0x504B0304 (Note: one byte = 8 bits = 2 hex digits!)

5. What was the MD5sum of the file?
8350582774e1d4dbe1d61d64c89e0ea1

6. What is the secret recipe?
Recipe for Disaster:
1 serving
Ingredients:
4 cups sugar
2 cups water
In a medium saucepan, bring the water to a boil. Add sugar. Stir gently over low heat until sugar is fully dissolved. Remove the saucepan from heat. Allow to cool completely. Pour into gas tank. Repeat as necessary.

Puzzle #1: Ann’s Bad AIM

Anarchy-R-Us, Inc. suspects that one of their employees, Ann Dercover, is really a secret agent working for their competitor. Ann has access to the company’s prize asset, the secret recipe. Security staff are worried that Ann may try to leak the company’s secret recipe.

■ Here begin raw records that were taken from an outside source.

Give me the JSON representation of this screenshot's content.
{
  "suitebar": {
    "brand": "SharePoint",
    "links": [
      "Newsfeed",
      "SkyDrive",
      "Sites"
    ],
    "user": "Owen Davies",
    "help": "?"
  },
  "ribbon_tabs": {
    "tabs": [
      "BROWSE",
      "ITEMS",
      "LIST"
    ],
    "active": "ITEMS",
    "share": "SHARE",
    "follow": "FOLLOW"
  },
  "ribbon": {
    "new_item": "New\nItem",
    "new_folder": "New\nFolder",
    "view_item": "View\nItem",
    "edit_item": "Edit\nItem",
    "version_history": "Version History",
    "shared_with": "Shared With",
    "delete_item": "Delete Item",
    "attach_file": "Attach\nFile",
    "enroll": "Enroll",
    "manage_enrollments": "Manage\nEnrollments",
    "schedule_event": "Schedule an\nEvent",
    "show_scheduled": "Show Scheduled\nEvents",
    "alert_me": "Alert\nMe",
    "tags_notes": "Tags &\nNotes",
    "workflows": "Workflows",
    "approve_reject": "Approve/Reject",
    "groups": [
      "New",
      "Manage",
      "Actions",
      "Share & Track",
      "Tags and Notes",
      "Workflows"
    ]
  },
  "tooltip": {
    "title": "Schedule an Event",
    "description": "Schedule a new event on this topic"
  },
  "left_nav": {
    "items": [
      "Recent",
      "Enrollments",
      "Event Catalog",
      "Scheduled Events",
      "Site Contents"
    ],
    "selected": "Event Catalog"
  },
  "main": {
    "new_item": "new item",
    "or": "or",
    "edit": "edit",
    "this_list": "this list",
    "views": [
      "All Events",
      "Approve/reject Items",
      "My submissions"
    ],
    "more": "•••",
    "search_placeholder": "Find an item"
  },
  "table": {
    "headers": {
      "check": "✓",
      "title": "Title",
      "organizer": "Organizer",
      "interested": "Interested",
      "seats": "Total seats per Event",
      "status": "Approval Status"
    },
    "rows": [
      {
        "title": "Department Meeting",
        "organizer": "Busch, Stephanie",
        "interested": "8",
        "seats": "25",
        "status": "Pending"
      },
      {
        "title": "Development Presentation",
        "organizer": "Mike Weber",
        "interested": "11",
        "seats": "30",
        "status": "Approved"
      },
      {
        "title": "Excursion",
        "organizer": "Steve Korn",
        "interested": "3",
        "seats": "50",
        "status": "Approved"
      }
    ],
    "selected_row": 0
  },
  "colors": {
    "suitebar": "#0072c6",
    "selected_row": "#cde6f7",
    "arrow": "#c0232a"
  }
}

Security staff have been monitoring Ann’s activity for some time, but haven’t found anything suspicious– until now. Today an unexpected laptop briefly appeared on the company wireless network. Staff hypothesize it may have been someone in the parking lot, because no strangers were seen in the building. Ann’s computer, (192.168.1.158) sent IMs over the wireless network to this computer. The rogue laptop disappeared shortly thereafter.

“We have a packet capture of the activity,” said security staff, “but we can’t figure out what’s going on. Can you help?”

You are the forensic investigator. Your mission is to figure out who Ann was IM-ing, what she sent, and recover evidence including:

1. What is the name of Ann’s IM buddy?
2. What was the first comment in the captured IM conversation?
3. What is the name of the file Ann transferred?
4. What is the magic number of the file you want to extract (first four bytes)?
5. What was the MD5sum of the file?
6. What is the secret recipe?

Here is your evidence file:

http://forensicscontest.com/contest01/evidence01.pcap
MD5 (evidence.pcap) = d187d77e18c84f6d72f5845edca833f5

The MOST ELEGANT solution wins. In the event of a tie, the entry submitted first will receive the prize. Scripting is always encouraged. All responses should be submitted as plain text files.

Exceptional solutions may be incorporated into the SANS Network Forensics Toolkit. Authors agree that their code submissions will be freely published under the GPL license, in order to further the state of network forensics knowledge. Exceptional submissions may also be used as examples and tools in the Network Forensics class. All authors will receive full credit for their work.

Email submissions to [email protected]. Deadline is 9/10/09. Good luck!!